TCP disconnect
ns-2 has some basic web traffic models that seem to be a SURGE implementation. Coding wise they are a bit nasty, with callbacks to OTcl from C++ everywhere. I imagine that has a significant performance impact? But lets ignore that, it isn’t critical.
The models seem to work fine with the normal one-way TCP, but get some nasty errors when using FullTcp.
0.100090: FullTcpAgent::recv(_o659): bad ACK for our SYN: [24:2.1>0.1]
(hlen:40, dlen:0, seq:1002, ack:2, flags:0x18 (<PSH,ACK>), salen:0, reason:0x0)
0.100120: FullTcpAgent::recv(_o660) got packet lacking ACK (state:3): [29:0.1>2.1]
(hlen:40, dlen:0, seq:2, ack:0, flags:0x0 (<null>), salen:0, reason:0x0)
While I often try and stay away from the FullTcp-based models, I see it as a requisite when:
- We are doing bidirectional data transfer – the request has a size too!
- The unidirectional TCP models don’t segment data over packets properly.
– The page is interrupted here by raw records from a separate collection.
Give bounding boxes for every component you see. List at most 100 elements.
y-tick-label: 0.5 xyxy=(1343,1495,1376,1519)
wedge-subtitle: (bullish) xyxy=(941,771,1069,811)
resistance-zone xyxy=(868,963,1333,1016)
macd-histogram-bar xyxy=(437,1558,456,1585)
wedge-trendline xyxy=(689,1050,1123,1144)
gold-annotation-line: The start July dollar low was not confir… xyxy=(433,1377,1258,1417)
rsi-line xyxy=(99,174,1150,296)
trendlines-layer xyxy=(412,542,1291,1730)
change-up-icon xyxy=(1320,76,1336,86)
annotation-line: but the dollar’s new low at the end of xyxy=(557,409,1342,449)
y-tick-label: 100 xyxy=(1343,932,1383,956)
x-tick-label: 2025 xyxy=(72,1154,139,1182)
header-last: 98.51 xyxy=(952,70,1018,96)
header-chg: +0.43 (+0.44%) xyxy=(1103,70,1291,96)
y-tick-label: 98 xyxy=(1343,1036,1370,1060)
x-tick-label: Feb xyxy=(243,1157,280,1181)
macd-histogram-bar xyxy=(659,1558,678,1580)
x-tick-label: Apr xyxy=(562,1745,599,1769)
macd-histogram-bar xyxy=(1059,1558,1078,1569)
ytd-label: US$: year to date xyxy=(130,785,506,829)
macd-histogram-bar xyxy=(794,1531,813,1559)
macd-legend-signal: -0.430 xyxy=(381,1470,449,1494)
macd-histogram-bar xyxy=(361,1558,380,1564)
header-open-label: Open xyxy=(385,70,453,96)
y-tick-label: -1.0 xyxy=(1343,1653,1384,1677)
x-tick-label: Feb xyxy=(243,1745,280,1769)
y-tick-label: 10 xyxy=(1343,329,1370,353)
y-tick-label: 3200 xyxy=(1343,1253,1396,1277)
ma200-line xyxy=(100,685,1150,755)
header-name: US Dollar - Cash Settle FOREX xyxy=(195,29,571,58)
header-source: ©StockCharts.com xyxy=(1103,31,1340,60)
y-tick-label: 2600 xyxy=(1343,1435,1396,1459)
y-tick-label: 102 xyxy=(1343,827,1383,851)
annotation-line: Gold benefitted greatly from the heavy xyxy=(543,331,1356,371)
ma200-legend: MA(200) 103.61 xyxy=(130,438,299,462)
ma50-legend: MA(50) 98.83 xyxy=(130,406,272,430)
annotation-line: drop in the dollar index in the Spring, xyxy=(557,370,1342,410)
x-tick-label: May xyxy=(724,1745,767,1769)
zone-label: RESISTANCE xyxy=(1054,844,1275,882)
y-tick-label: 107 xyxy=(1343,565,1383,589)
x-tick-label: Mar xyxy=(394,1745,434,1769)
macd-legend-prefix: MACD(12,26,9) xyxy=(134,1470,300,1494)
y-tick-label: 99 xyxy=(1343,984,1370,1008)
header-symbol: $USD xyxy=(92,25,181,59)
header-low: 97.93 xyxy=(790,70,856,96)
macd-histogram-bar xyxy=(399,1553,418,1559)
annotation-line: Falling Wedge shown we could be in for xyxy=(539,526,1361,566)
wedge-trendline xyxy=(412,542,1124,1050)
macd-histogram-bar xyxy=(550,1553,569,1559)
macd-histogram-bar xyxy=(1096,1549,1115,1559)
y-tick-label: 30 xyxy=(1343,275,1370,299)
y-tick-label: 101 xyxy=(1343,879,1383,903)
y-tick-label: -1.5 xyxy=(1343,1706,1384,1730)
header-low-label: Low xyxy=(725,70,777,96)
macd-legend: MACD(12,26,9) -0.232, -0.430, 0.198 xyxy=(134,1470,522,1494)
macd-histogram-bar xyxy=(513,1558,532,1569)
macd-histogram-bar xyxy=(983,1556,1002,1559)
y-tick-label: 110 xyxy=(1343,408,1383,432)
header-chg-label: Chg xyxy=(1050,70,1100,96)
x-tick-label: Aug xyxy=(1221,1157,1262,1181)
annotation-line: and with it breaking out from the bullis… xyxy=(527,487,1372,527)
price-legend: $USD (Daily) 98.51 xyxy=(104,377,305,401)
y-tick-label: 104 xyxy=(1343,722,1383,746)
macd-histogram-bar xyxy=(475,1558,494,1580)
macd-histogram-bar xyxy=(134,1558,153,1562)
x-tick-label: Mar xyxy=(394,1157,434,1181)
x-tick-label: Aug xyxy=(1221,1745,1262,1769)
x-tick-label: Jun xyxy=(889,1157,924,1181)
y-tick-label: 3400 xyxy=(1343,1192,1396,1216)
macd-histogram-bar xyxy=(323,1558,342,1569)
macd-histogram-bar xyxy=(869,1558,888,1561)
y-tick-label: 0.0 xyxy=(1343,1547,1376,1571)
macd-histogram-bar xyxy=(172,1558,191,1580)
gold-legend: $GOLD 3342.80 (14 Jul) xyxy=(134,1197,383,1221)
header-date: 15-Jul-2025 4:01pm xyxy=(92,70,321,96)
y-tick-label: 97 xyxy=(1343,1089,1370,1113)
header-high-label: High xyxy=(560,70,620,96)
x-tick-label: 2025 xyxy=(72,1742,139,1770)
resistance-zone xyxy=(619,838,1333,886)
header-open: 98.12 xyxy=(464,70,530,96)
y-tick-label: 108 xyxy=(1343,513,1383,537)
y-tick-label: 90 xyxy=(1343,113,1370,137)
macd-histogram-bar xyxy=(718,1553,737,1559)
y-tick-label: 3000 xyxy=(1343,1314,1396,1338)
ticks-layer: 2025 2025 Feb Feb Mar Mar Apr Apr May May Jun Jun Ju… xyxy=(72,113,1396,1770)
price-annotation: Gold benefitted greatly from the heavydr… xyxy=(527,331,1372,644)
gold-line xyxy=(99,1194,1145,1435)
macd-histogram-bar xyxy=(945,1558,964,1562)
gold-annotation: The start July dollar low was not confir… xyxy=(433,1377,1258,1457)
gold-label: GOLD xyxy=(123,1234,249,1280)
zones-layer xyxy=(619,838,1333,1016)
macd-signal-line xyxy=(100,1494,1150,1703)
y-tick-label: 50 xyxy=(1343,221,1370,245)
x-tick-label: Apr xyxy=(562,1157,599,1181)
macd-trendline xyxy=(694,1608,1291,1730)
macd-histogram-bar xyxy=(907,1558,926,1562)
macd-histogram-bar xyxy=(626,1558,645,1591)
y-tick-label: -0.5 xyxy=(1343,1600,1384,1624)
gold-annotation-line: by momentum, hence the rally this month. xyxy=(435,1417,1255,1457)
Each data packet is always full size. So if the MSS is 1000 and you want to send 1001 bytes, you end up sending two full size packets. This seems quite ridiculous to me and makes it very hard to control the presented load on the network.
So I wrote my own SURGE based model in C++ for ns-2. I stayed away from OTcl. It seemed to be working fine, then I wanted to add the functionality of actually doing a connection establishment for every page and object. Or at least every page. Connecting is easy, it is the disconnecting that is annoying. The API is not exposed to C++ and then the entire process seems very buggy. I just want my FullTcp agent to disconnect properly and reset itself so it may be re-used for the next connection. But no, trying to get the combination of FINS correct seems to be very hard. I don’t know what the FullTcp agent is doing, but it looks very wrong. A way to get around this problem is just to keep allocating new TCP objects whenever a new connection is required. This is how the other model works as far as I know. Seems like a silly solution when you could just reuse the existing stuff.
This was supposed to be an easy activity I would have coded up quickly this morning. It is now almost 2pm and I don’t have a good answer.
Someone should get some real world network stacks that work properly, and put them in a network simulator. Wouldn’t that be a good idea!